Entreprises

«Avoir le n° 2 de Google, une chance»

Par Stéphanie JACOB | Edition N°:4624 Le 09/10/2015 | Partager

Chafik Sabiry, mentor Endeavor, est l’ancien président de HP CDG IT Services Maroc

Depuis janvier 2014, Chafik Sabiry est mentor pour Endeavor Morocco. Ancien intrapreneur, il a monté des sociétés pour 2 grandes entreprises, HP et CDG, créant 1.300 emplois en 6 ans. Aujourd’hui, il offre bénévolement ses atouts, son expérience et beaucoup de son temps au service des entrepreneurs.
- L’Economiste: D’où vous vient cette envie de transmettre votre savoir-faire?
- Chafik Sabiry:
Nous sommes tous passionnés parmi les mentors. D’abord parce que ce temps consacré n’est pas rémunéré. Nous le faisons dans le cadre du give back, un des principes Endeavor. Vous avez réussi quelque chose dans votre vie, vous le partagez. Soyons idéaliste “à l’américaine”, c’est aussi l’envie de rendre le monde meilleur. J’ai vu s'étoffer, en quelques années, l’environnement de l’entrepreneuriat au Maroc, avec notamment Injaz, Réseau Entreprendre, CEED, Startup Maroc ou Enactus. Je crois beaucoup en cette chaîne de valeurs, car il n’existe pas de concurrence entre ces différentes initiatives qui opèrent chacune sur un segment particulier d’entrepreneurs.
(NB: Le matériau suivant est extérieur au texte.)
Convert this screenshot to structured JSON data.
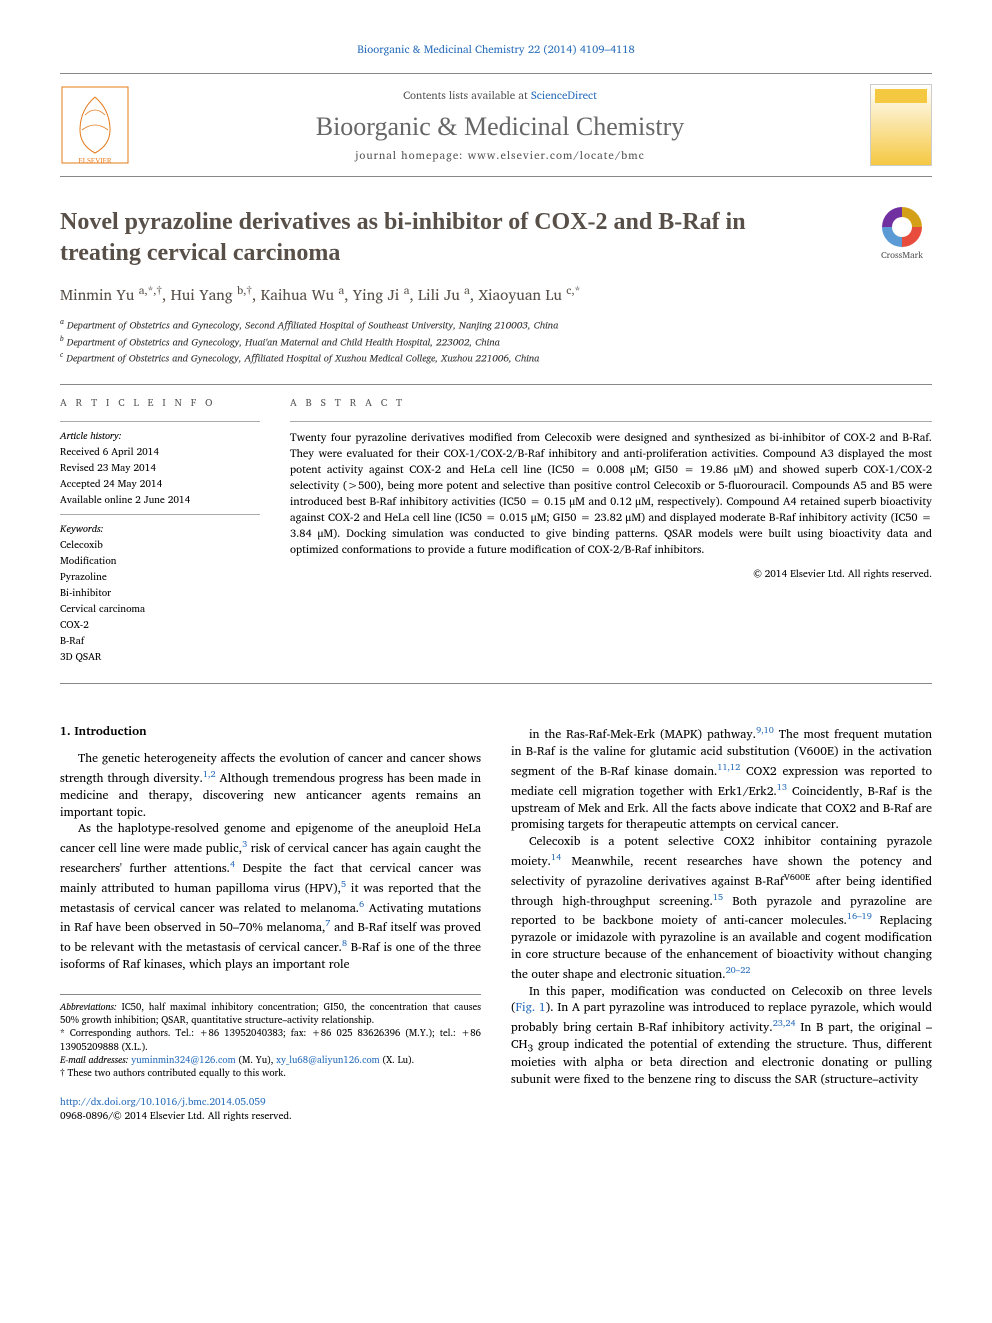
{
  "header": {
    "citation": "Bioorganic & Medicinal Chemistry 22 (2014) 4109–4118",
    "contents_prefix": "Contents lists available at ",
    "contents_link": "ScienceDirect",
    "journal_name": "Bioorganic & Medicinal Chemistry",
    "homepage_prefix": "journal homepage: ",
    "homepage_url": "www.elsevier.com/locate/bmc"
  },
  "crossmark_label": "CrossMark",
  "title": "Novel pyrazoline derivatives as bi-inhibitor of COX-2 and B-Raf in treating cervical carcinoma",
  "authors_html": "Minmin Yu <sup>a,*,†</sup>, Hui Yang <sup>b,†</sup>, Kaihua Wu <sup>a</sup>, Ying Ji <sup>a</sup>, Lili Ju <sup>a</sup>, Xiaoyuan Lu <sup>c,*</sup>",
  "affiliations": [
    "a Department of Obstetrics and Gynecology, Second Affiliated Hospital of Southeast University, Nanjing 210003, China",
    "b Department of Obstetrics and Gynecology, Huai'an Maternal and Child Health Hospital, 223002, China",
    "c Department of Obstetrics and Gynecology, Affiliated Hospital of Xuzhou Medical College, Xuzhou 221006, China"
  ],
  "info": {
    "heading": "A R T I C L E   I N F O",
    "history_label": "Article history:",
    "history": [
      "Received 6 April 2014",
      "Revised 23 May 2014",
      "Accepted 24 May 2014",
      "Available online 2 June 2014"
    ],
    "keywords_label": "Keywords:",
    "keywords": [
      "Celecoxib",
      "Modification",
      "Pyrazoline",
      "Bi-inhibitor",
      "Cervical carcinoma",
      "COX-2",
      "B-Raf",
      "3D QSAR"
    ]
  },
  "abstract": {
    "heading": "A B S T R A C T",
    "text": "Twenty four pyrazoline derivatives modified from Celecoxib were designed and synthesized as bi-inhibitor of COX-2 and B-Raf. They were evaluated for their COX-1/COX-2/B-Raf inhibitory and anti-proliferation activities. Compound A3 displayed the most potent activity against COX-2 and HeLa cell line (IC50 = 0.008 μM; GI50 = 19.86 μM) and showed superb COX-1/COX-2 selectivity (>500), being more potent and selective than positive control Celecoxib or 5-fluorouracil. Compounds A5 and B5 were introduced best B-Raf inhibitory activities (IC50 = 0.15 μM and 0.12 μM, respectively). Compound A4 retained superb bioactivity against COX-2 and HeLa cell line (IC50 = 0.015 μM; GI50 = 23.82 μM) and displayed moderate B-Raf inhibitory activity (IC50 = 3.84 μM). Docking simulation was conducted to give binding patterns. QSAR models were built using bioactivity data and optimized conformations to provide a future modification of COX-2/B-Raf inhibitors.",
    "copyright": "© 2014 Elsevier Ltd. All rights reserved."
  },
  "body": {
    "section_heading": "1. Introduction",
    "left_col": [
      {
        "text": "The genetic heterogeneity affects the evolution of cancer and cancer shows strength through diversity.",
        "ref": "1,2",
        "cont": " Although tremendous progress has been made in medicine and therapy, discovering new anticancer agents remains an important topic."
      },
      {
        "text": "As the haplotype-resolved genome and epigenome of the aneuploid HeLa cancer cell line were made public,",
        "ref": "3",
        "cont": " risk of cervical cancer has again caught the researchers' further attentions.",
        "ref2": "4",
        "cont2": " Despite the fact that cervical cancer was mainly attributed to human papilloma virus (HPV),",
        "ref3": "5",
        "cont3": " it was reported that the metastasis of cervical cancer was related to melanoma.",
        "ref4": "6",
        "cont4": " Activating mutations in Raf have been observed in 50–70% melanoma,",
        "ref5": "7",
        "cont5": " and B-Raf itself was proved to be relevant with the metastasis of cervical cancer.",
        "ref6": "8",
        "cont6": " B-Raf is one of the three isoforms of Raf kinases, which plays an important role"
      }
    ],
    "right_col": [
      {
        "text": "in the Ras-Raf-Mek-Erk (MAPK) pathway.",
        "ref": "9,10",
        "cont": " The most frequent mutation in B-Raf is the valine for glutamic acid substitution (V600E) in the activation segment of the B-Raf kinase domain.",
        "ref2": "11,12",
        "cont2": " COX2 expression was reported to mediate cell migration together with Erk1/Erk2.",
        "ref3": "13",
        "cont3": " Coincidently, B-Raf is the upstream of Mek and Erk. All the facts above indicate that COX2 and B-Raf are promising targets for therapeutic attempts on cervical cancer."
      },
      {
        "text": "Celecoxib is a potent selective COX2 inhibitor containing pyrazole moiety.",
        "ref": "14",
        "cont": " Meanwhile, recent researches have shown the potency and selectivity of pyrazoline derivatives against B-Raf",
        "sup_cont": "V600E",
        "cont_after_sup": " after being identified through high-throughput screening.",
        "ref2": "15",
        "cont2": " Both pyrazole and pyrazoline are reported to be backbone moiety of anti-cancer molecules.",
        "ref3": "16–19",
        "cont3": " Replacing pyrazole or imidazole with pyrazoline is an available and cogent modification in core structure because of the enhancement of bioactivity without changing the outer shape and electronic situation.",
        "ref4": "20–22"
      },
      {
        "text": "In this paper, modification was conducted on Celecoxib on three levels (",
        "fig": "Fig. 1",
        "cont_a": "). In A part pyrazoline was introduced to replace pyrazole, which would probably bring certain B-Raf inhibitory activity.",
        "ref": "23,24",
        "cont": " In B part, the original –CH",
        "sub": "3",
        "cont_b": " group indicated the potential of extending the structure. Thus, different moieties with alpha or beta direction and electronic donating or pulling subunit were fixed to the benzene ring to discuss the SAR (structure–activity"
      }
    ]
  },
  "footnotes": {
    "abbrev_label": "Abbreviations:",
    "abbrev_text": " IC50, half maximal inhibitory concentration; GI50, the concentration that causes 50% growth inhibition; QSAR, quantitative structure–activity relationship.",
    "corr_label": "* Corresponding authors. ",
    "corr_text": "Tel.: +86 13952040383; fax: +86 025 83626396 (M.Y.); tel.: +86 13905209888 (X.L.).",
    "email_label": "E-mail addresses: ",
    "email1": "yuminmin324@126.com",
    "email1_suffix": " (M. Yu), ",
    "email2": "xy_lu68@aliyun126.com",
    "email2_suffix": " (X. Lu).",
    "dagger": "† These two authors contributed equally to this work."
  },
  "doi": {
    "url": "http://dx.doi.org/10.1016/j.bmc.2014.05.059",
    "issn_line": "0968-0896/© 2014 Elsevier Ltd. All rights reserved."
  },
  "colors": {
    "link": "#2a6ebb",
    "heading": "#585048",
    "rule": "#888888"
  }
}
Je me suis donc impliqué dans toutes ces actions pour aider des gens soit à travailler leurs idées, soit à se développer, soit, comme aujourd’hui avec Endeavor, à engager une croissance exponentielle plutôt que de rester sur des rythmes de croissance plus normaux.
- Quels sont les bénéfices pour un entrepreneur d’être labellisé Endeavor?
- Il faut déjà savoir que passer les sélections est un exercice qui demande un engagement et un travail personnel importants. L’entrepreneur doit pouvoir déléguer plus pour travailler le futur de son entreprise. Sa chance est de rencontrer ici des gens qui le poussent dans ses retranchements et le challengent. Le panel d’aujourd’hui regroupe des VP de Google et de grands patrons de sociétés. Avoir le feedback d’un Mike Cassidy par exemple est une chance extraordinaire. Une heure avec lui équivaut à plusieurs mois d’expérience. L’idée est de leur permettre de se poser des questions qu’eux-mêmes ne s’étaient jamais posées.
- Votre avis sur l’esprit d’entreprise au Maroc?
- Il y a 4 ans, l’entrepreneuriat au Maroc était quasi inexistant. Grâce au travail associatif, différents signaux nous montrent que cela commence à rentrer dans les mœurs. Même si l’enseignement n'insuffle pas chez nos jeunes l’esprit d’entreprise, nous avons tous les moyens pour nous éduquer nous-mêmes. Avec internet, l’éducation s’est démocratisée. Il s’agit juste de volonté et de motivation. Mais attention, au Maroc comme ailleurs, lorsqu’on parle d’entrepreneuriat, on pense nouvelles technologies et Silicon Valley. Une erreur. L’entrepreneuriat, c’est aussi ouvrir son épicerie et faire travailler 2 ou 3 personnes.